Cargo proteins help other proteins maintain their stability when travelling through the cell body. Tamas Yelland, Esther Garcia, Youhani Samarakoon, together with Shehab Ismail characterised the cargo protein UNC119B, solving its crystal structure. With a focus on biochemical differences to its paralogue UNC119A, UNC119B showed overlapping but not identical cargo binding, facilitated by a specific negatively charged site within its structure. [The Structural and Biochemical Characterization of UNC119B CargoBinding and Release Mechanisms in Biochemistry]
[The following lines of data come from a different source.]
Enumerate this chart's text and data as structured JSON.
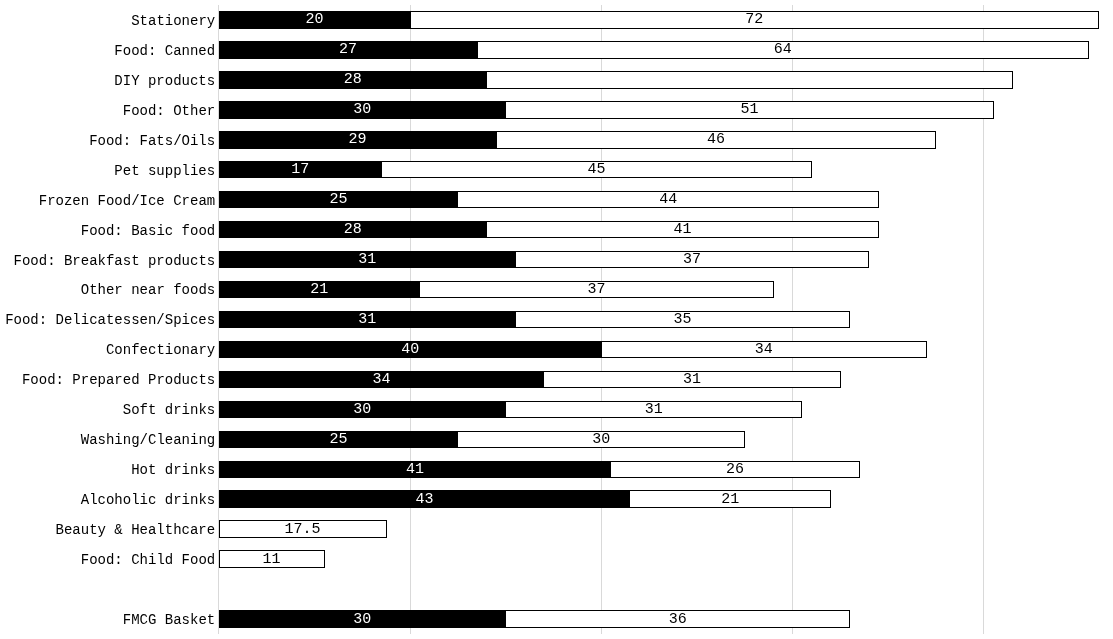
{
  "chart_data": {
    "type": "bar",
    "orientation": "horizontal",
    "stacked": true,
    "categories": [
      "Stationery",
      "Food: Canned",
      "DIY products",
      "Food: Other",
      "Food: Fats/Oils",
      "Pet supplies",
      "Frozen Food/Ice Cream",
      "Food: Basic food",
      "Food: Breakfast products",
      "Other near foods",
      "Food: Delicatessen/Spices",
      "Confectionary",
      "Food: Prepared Products",
      "Soft drinks",
      "Washing/Cleaning",
      "Hot drinks",
      "Alcoholic drinks",
      "Beauty & Healthcare",
      "Food: Child Food",
      null,
      "FMCG Basket"
    ],
    "series": [
      {
        "color": "#000000",
        "values": [
          20,
          27,
          28,
          30,
          29,
          17,
          25,
          28,
          31,
          21,
          31,
          40,
          34,
          30,
          25,
          41,
          43,
          null,
          null,
          null,
          30
        ],
        "value_labels": [
          "20",
          "27",
          "28",
          "30",
          "29",
          "17",
          "25",
          "28",
          "31",
          "21",
          "31",
          "40",
          "34",
          "30",
          "25",
          "41",
          "43",
          null,
          null,
          null,
          "30"
        ]
      },
      {
        "color": "#ffffff",
        "values": [
          72,
          64,
          55,
          51,
          46,
          45,
          44,
          41,
          37,
          37,
          35,
          34,
          31,
          31,
          30,
          26,
          21,
          17.5,
          11,
          null,
          36
        ],
        "value_labels": [
          "72",
          "64",
          null,
          "51",
          "46",
          "45",
          "44",
          "41",
          "37",
          "37",
          "35",
          "34",
          "31",
          "31",
          "30",
          "26",
          "21",
          "17.5",
          "11",
          null,
          "36"
        ]
      }
    ],
    "xlim": [
      0,
      92.5
    ],
    "xticks": [
      {
        "value": 0,
        "label": null
      },
      {
        "value": 20,
        "label": null
      },
      {
        "value": 40,
        "label": null
      },
      {
        "value": 60,
        "label": null
      },
      {
        "value": 80,
        "label": null
      }
    ],
    "grid": "x",
    "tick_labels": "y"
  }
}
By comparing protein signatures across multiple cell models Beatson scientists Kelly Hodge, Sergio Lilla and Sara Zanivan, in a collaboration led by a team at MD Anderson Cancer Center, Texas revised the suite of classic exosome markers. Among 22 enriched core protein markers, they identified Syntenin-1 as the most abundant protein in exosomes. The information generated in this Nature Cell Biology article provides a comprehensive resource for the scientific community interested in the basic biology of exosomes and their translational application.

The Sansom lab continued to develop new insights into the biology underlying colorectal cancer. In their recent Nature article, scientist Dustin Flanagan together with collaborators identified the protein NOTUM as a key factor that allows APC-mutant cells to outcompete non-mutant cells in the intestinal crypt and therefore aid cancer formation. In a recent Nature Communications study, Josh Leach and fellow researchers developed a new preclinical model of right-sided bowel cancer that faithfully mimics human disease. Initial molecular observations of the involvement of YAP signalling and local inflammation set starting points for the development of new, effective therapies and early detection approaches for colorectal cancer.